You are a winner when you stop judging
Amity, bookkeeper for a marketing company in Yakima, Washington, told Session 2B of the Leadership Development Lab:
"A year ago June, I was a participant in the Gap to Gap Relay Race. I am a recreational runner and will enter the occasional race as a source of personal motivation. This particular leg of the race was a field run, which is basically a 2-mile sprint over rough, uneven terrain.
"At the starting line, I sized up my competition. As I looked around, I noticed an older gentleman in his 70's. I was pretty confident I could beat him. On my left was a young girl with Hugh Hefner like pink bunny ears on her head, the kind you see on Playboy models.
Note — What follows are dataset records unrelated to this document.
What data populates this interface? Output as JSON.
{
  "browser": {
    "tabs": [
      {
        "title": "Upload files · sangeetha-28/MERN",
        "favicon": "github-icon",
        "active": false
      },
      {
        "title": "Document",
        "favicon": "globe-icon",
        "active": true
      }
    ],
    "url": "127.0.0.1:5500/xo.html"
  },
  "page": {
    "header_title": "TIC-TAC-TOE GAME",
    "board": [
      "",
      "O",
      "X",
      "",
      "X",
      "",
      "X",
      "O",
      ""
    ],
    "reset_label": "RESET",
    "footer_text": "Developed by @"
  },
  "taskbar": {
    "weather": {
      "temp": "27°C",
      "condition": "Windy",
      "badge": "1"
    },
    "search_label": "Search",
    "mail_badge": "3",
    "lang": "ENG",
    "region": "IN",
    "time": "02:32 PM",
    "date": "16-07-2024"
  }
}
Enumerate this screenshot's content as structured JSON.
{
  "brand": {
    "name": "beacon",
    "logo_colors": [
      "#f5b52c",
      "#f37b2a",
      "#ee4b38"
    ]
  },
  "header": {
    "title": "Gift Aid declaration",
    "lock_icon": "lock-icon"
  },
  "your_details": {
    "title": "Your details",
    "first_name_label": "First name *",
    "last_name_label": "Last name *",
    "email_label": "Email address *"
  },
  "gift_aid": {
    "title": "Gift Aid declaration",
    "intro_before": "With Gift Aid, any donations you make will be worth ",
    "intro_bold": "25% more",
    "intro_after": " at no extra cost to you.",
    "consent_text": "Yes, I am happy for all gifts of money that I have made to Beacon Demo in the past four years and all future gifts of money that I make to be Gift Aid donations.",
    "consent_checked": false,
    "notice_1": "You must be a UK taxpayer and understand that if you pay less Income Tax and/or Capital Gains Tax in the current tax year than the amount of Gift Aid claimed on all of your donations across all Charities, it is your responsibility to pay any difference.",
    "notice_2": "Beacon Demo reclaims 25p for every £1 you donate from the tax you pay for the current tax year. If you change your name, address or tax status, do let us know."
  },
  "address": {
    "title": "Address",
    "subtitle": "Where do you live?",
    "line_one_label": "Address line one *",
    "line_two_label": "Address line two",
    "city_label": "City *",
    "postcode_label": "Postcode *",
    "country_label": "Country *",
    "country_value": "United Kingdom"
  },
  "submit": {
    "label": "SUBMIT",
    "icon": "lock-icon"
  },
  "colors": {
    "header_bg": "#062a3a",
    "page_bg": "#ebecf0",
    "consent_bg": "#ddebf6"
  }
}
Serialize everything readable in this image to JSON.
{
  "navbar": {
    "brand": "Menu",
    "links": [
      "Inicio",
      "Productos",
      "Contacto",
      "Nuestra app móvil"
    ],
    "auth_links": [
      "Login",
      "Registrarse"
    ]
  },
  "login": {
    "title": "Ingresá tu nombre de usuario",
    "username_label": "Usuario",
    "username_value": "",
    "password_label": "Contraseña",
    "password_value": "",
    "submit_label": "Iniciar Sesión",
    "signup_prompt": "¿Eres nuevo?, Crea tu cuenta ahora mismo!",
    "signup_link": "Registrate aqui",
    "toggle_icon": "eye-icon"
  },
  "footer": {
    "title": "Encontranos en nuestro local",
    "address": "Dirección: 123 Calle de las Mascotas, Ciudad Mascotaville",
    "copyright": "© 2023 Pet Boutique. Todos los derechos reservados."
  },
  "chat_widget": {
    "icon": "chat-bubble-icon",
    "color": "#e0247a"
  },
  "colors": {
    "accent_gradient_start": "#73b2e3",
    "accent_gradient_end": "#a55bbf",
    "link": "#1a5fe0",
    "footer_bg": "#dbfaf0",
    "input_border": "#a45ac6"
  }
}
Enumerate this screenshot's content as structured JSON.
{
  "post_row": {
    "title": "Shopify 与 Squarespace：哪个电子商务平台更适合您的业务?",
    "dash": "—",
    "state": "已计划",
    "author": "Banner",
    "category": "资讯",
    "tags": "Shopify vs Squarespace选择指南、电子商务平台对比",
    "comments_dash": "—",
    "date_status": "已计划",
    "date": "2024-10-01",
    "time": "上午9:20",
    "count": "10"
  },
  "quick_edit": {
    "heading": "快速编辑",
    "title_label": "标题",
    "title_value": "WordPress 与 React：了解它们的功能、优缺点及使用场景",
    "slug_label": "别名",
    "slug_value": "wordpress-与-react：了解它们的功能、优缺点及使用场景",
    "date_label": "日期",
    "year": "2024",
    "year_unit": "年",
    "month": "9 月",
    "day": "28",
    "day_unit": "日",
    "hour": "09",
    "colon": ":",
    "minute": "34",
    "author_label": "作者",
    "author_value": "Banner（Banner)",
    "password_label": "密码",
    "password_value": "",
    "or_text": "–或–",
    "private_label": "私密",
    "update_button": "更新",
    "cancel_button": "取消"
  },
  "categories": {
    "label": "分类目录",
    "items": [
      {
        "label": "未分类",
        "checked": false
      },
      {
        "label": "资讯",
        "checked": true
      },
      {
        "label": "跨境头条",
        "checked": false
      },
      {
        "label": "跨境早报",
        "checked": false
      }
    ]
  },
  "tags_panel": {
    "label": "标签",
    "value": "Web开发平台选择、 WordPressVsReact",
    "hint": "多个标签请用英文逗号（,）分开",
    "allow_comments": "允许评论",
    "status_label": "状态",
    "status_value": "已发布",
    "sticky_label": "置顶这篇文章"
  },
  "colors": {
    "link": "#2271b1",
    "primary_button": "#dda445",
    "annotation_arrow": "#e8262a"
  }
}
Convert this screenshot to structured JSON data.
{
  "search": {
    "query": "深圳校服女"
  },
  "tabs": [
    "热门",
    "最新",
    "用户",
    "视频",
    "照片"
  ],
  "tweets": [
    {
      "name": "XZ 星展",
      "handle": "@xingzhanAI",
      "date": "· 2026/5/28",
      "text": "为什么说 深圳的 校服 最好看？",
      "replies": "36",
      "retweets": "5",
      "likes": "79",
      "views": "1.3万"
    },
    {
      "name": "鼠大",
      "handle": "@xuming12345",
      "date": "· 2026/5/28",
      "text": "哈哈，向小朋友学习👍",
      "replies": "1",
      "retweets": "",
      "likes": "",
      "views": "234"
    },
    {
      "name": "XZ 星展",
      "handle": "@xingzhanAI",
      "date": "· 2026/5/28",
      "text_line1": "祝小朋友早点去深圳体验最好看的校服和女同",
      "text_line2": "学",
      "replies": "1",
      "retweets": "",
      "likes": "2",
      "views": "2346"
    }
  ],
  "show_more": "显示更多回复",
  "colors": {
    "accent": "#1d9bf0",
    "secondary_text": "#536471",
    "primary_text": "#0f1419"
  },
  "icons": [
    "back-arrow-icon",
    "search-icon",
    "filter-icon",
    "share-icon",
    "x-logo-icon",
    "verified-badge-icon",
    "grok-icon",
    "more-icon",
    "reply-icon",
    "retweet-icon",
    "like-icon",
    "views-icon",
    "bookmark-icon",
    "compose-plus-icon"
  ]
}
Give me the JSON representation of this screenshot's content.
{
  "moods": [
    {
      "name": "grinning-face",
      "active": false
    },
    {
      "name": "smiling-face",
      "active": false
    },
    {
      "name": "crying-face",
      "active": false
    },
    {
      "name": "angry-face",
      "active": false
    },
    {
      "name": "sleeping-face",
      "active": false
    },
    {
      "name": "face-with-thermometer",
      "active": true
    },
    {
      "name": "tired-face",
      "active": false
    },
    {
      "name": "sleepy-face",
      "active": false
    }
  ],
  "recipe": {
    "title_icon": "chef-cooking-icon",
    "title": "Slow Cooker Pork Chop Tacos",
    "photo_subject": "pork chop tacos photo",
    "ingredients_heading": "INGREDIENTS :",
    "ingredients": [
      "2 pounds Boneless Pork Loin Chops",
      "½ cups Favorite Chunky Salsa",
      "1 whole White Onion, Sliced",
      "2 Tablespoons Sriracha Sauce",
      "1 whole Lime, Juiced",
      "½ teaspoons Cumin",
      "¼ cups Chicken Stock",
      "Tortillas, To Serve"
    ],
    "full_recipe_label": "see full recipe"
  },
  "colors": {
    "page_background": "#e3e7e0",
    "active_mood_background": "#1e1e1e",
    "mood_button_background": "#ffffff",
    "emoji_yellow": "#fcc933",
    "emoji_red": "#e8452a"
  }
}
I guess this was her metaphor for being fast, a fact I would remember later. Lastly, I spotted another younger woman completely made up with her hair all done fancy and loads of makeup. I couldn't quite understand or figure out how to interpret her dress. The gun went off and I easily passed the older man. Next in my sights was the 'lipstick mafia' woman. I finally passed her around the halfway mark and put all my effort in chasing down 'bunny ears.' I never did catch her, but still felt like I had won by passing two of my 'chosen' competition. While having dinner with friends later that evening, I was telling them about how I beat 'lipstick mafia.' As it turned out, one of my dinner companions worked with her and told me she was 3 months pregnant! Boy, did I have egg on my face!
"The lesson I learned from this experience is to never judge a 'book' or a person by their cover or makeup. The action I call you to take is get all the facts about your 'competition.' Don't prejudge anyone. Get all the facts, give people the benefit of the doubt, expect that they have more potential than may be apparent on the surface. The benefit you will gain is that people will pleasantly surprise you."
I love this light, humorous story because of its images. Amity used such colorful, pictorial language with texture and action that it makes it easy to see the cross country race and little dinner party on the movie screens of our minds. This story reminds us while entertaining us of how important it is to be very careful in making judgments about people, things and circumstances. We are reminded of the importance of setting aside judgment until we have all the facts. I know this is a judgment, but I believe it's one I will make – things are never as they appear on the surface. There is always more to the story than meets the eye. Take a closer look, look a little deeper. You will be amazed at what you discover.